Fußball

Warum Ljubicic sogar auf Spuren von Ibrahimovic, Rooney und Schweinsteiger wandelt

Dienstag vormittag flog Dejan Ljubicic gemeinsam mit Berater Helge Payer über den großen Teich  einer neuen Fußballwelt entgegen. Mittwoch warten die medizinischen Checks bei Chicago Fire, dann ist das Kapitel Rapid Vergangenheit, steht dem Vierjahresvertrag bis 2024 nichts im Wege. Denn er nicht mit dem Klub, sondern mit der Major League Soccer abschließt. Das ist dort so Sitte.
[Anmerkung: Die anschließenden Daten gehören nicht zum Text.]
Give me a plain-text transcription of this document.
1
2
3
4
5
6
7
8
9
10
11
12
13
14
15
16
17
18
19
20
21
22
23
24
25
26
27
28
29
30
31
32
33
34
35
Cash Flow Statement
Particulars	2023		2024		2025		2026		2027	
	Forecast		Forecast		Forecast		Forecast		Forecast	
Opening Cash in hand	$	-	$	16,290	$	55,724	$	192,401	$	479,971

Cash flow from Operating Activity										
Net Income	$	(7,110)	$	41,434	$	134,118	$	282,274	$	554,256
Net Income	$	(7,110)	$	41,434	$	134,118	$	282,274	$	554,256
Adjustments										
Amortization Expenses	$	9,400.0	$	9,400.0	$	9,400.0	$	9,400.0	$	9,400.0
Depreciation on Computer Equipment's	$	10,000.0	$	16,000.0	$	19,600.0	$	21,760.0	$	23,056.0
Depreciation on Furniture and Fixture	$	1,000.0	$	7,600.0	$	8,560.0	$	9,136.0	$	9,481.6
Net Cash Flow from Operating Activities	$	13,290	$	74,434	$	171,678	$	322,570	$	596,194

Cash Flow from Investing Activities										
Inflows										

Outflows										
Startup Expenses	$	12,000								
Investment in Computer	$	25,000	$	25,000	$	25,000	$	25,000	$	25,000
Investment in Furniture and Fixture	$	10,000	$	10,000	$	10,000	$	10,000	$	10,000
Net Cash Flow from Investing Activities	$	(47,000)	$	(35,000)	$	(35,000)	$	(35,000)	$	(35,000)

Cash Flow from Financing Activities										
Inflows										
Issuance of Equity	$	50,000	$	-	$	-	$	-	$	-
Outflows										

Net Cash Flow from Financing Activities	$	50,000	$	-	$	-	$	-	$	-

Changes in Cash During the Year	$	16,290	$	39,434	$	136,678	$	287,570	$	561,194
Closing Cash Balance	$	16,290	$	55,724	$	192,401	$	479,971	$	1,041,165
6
Das war auch schon so,als Andi Herzog 2004 die letzte Saison seiner aktiven Karriere bei Los Angeles Galaxy bestritt, als Andi Ivanschitz mit den Seattle Sounders 2016 Meister wurde.  Der 22 jährige Ljubicic wandelt mit seiner Unterschrift auf den Spuren großer Namen. Unter anderem von David Beckham, Wayne Rooney, Bastian Schweinsteiger bis zu Zlatan Ibrahimovic. Als sogenannter Designated Player.
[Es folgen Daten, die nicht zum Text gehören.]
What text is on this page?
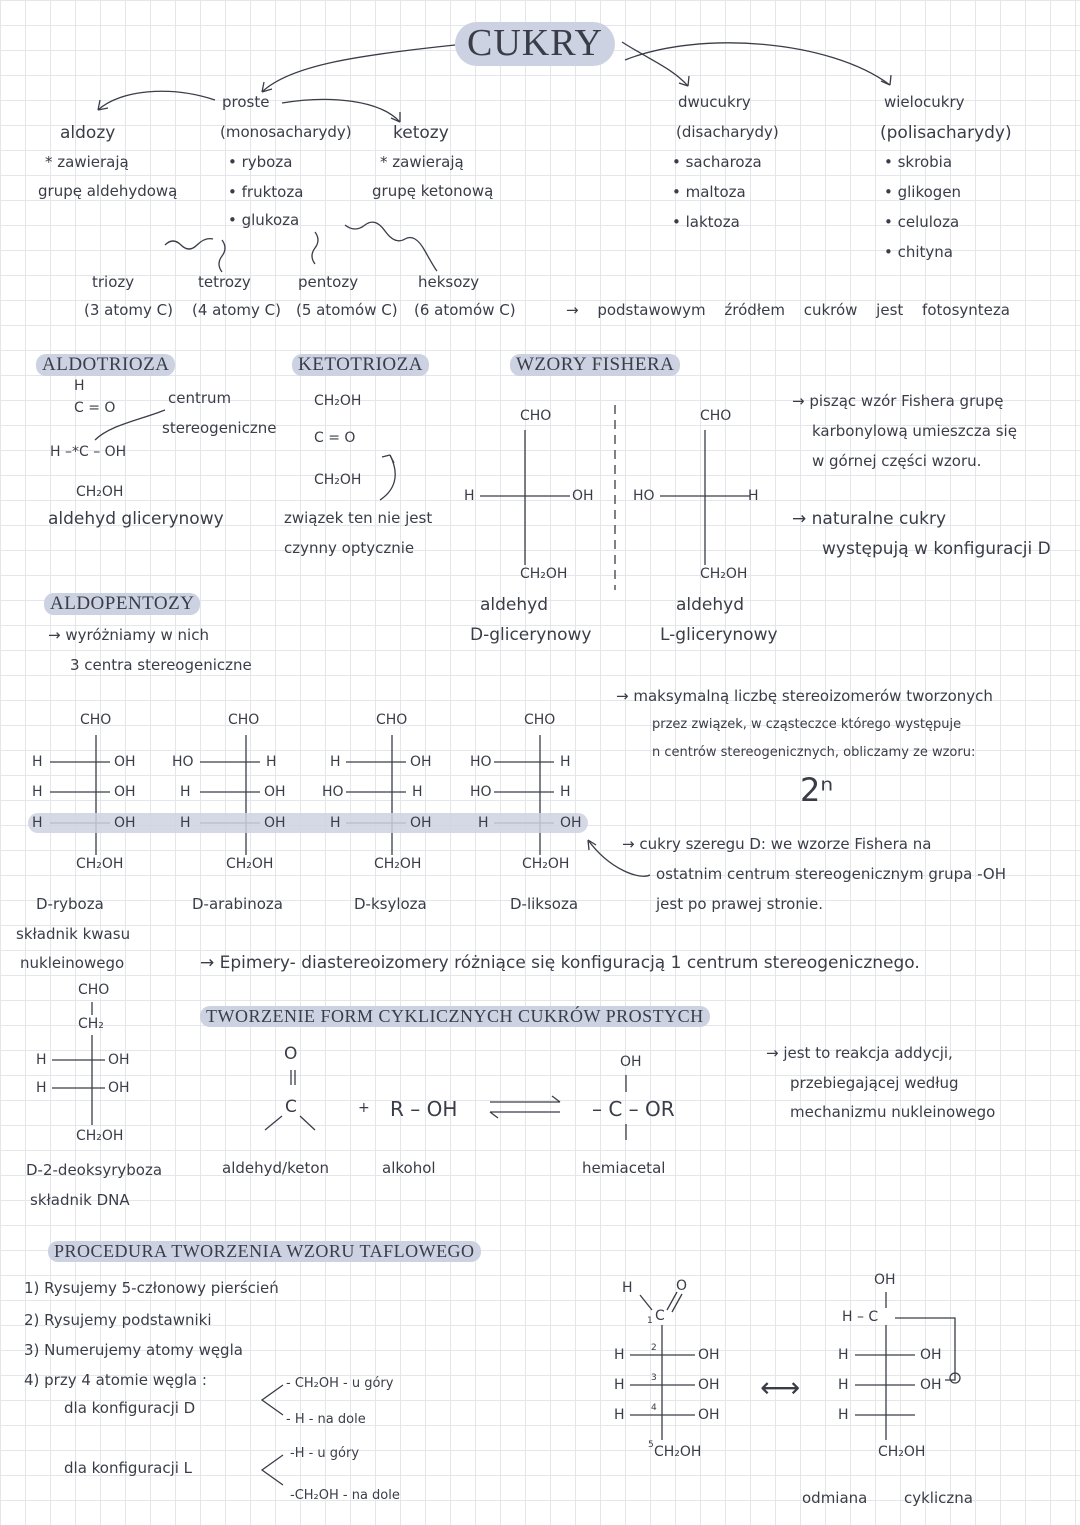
CUKRY
proste
(monosacharydy)
• ryboza
• fruktoza
• glukoza
aldozy
* zawierają
grupę aldehydową
ketozy
* zawierają
grupę ketonową
dwucukry
(disacharydy)
• sacharoza
• maltoza
• laktoza
wielocukry
(polisacharydy)
• skrobia
• glikogen
• celuloza
• chityna
triozy
(3 atomy C)
tetrozy
(4 atomy C)
pentozy
(5 atomów C)
heksozy
(6 atomów C)	→ podstawowym źródłem cukrów jest fotosynteza
ALDOTRIOZA
H
C = O
H –*C – OH
CH₂OH
centrum
stereogeniczne
aldehyd glicerynowy
KETOTRIOZA
CH₂OH
C = O
CH₂OH
związek ten nie jest
czynny optycznie
WZORY FISHERA
CHO
H	OH
CH₂OH
aldehyd
D-glicerynowy
CHO
HO	H
CH₂OH
aldehyd
L-glicerynowy
→ pisząc wzór Fishera grupę
karbonylową umieszcza się
w górnej części wzoru.
→ naturalne cukry
występują w konfiguracji D
ALDOPENTOZY
→ wyróżniamy w nich
3 centra stereogeniczne
CHO
H	OH
H	OH
H	OH
CH₂OH
D-ryboza
składnik kwasu
nukleinowego
CHO
HO	H
H	OH
H	OH
CH₂OH
D-arabinoza
CHO
H	OH
HO	H
H	OH
CH₂OH
D-ksyloza
CHO
HO	H
HO	H
H	OH
CH₂OH
D-liksoza
→ maksymalną liczbę stereoizomerów tworzonych
przez związek, w cząsteczce którego występuje
n centrów stereogenicznych, obliczamy ze wzoru:
2ⁿ
→ cukry szeregu D: we wzorze Fishera na
ostatnim centrum stereogenicznym grupa -OH
jest po prawej stronie.
→ Epimery- diastereoizomery różniące się konfiguracją 1 centrum stereogenicznego.
CHO
CH₂
H	OH
H	OH
CH₂OH
D-2-deoksyryboza
składnik DNA
TWORZENIE FORM CYKLICZNYCH CUKRÓW PROSTYCH
O
C	+ R – OH
OH
– C – OR
aldehyd/keton	alkohol	hemiacetal
→ jest to reakcja addycji,
przebiegającej według
mechanizmu nukleinowego
PROCEDURA TWORZENIA WZORU TAFLOWEGO
1) Rysujemy 5-członowy pierścień
2) Rysujemy podstawniki
3) Numerujemy atomy węgla
4) przy 4 atomie węgla :
dla konfiguracji D
- CH₂OH - u góry
- H - na dole
dla konfiguracji L
-H - u góry
-CH₂OH - na dole
H	O
C
1
2
3
4
5
H	OH
H	OH
H	OH
CH₂OH
⟷
OH
H – C
H	OH
H	OH
H
CH₂OH
odmiana cykliczna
Das sind diejenigen Spieler, die sozusagen mehr als erlaubt verdienen dürfen. In der Major League Soccer gibt es den Salary Cap, die sogenannte Team-Gehaltsgrenze für die 26  Mannschaften, zu denen heuer erstmals auch Inter Miami, der von Beckham geschaffene Klub zählt. Die Gehaltsgrenze soll Ausgeglichenheit garantieren. Die ersten 20 Kaderspieler dürfen zusammen nicht mehr als umgerechnet 3,5 Millionen Euro kosten. Keiner darf mehr als 445.000 Euro pro Jahr verdienen. Mit Ausnahmen von drei. Das sind die Designated Player. Die gab es zu Herzogs Zeiten noch nicht, die wurden erst 2007 erlaubt, um den Wechsel Beckhams von Real Madrid zu Los Angeles Galaxy zu ermöglichen. Von dem profitierten auch amerikanische Nationalspieler wie Michael Bradley, Clint Dempsey, Jozy Altidore oder Tormann Tim Howald, die mit Supergagen aus europäischen Topligen wieder in die USA gelockt wurden. Zahlreiche berühmte Namen hatten zum Ende ihrer Karriere auch den Status eines Designated Player, der für den Salary Cap mit 400.000 Euro Gehalt geführt wird. Das waren Italiens Weltmeister Andrea Pirlo, der Spanier David Villa, der Brasilianer Kaka, zuletzt eben Schweinsteiger, der letzte Saison beim neuen Ljubicic-Klub 4,2 Millionen Euro verdient haben soll und Zlatan Ibrahimovic bei Los Angeles Galaxy. Sein „Nachfolger“ in Kalifornien gilt als Topverdiener der Liga: Das ist der im Jänner vom FC Sevilla geholte Mexikaner Chicharito. 5,5 Millionen Euro pro Saison soll er bekommen.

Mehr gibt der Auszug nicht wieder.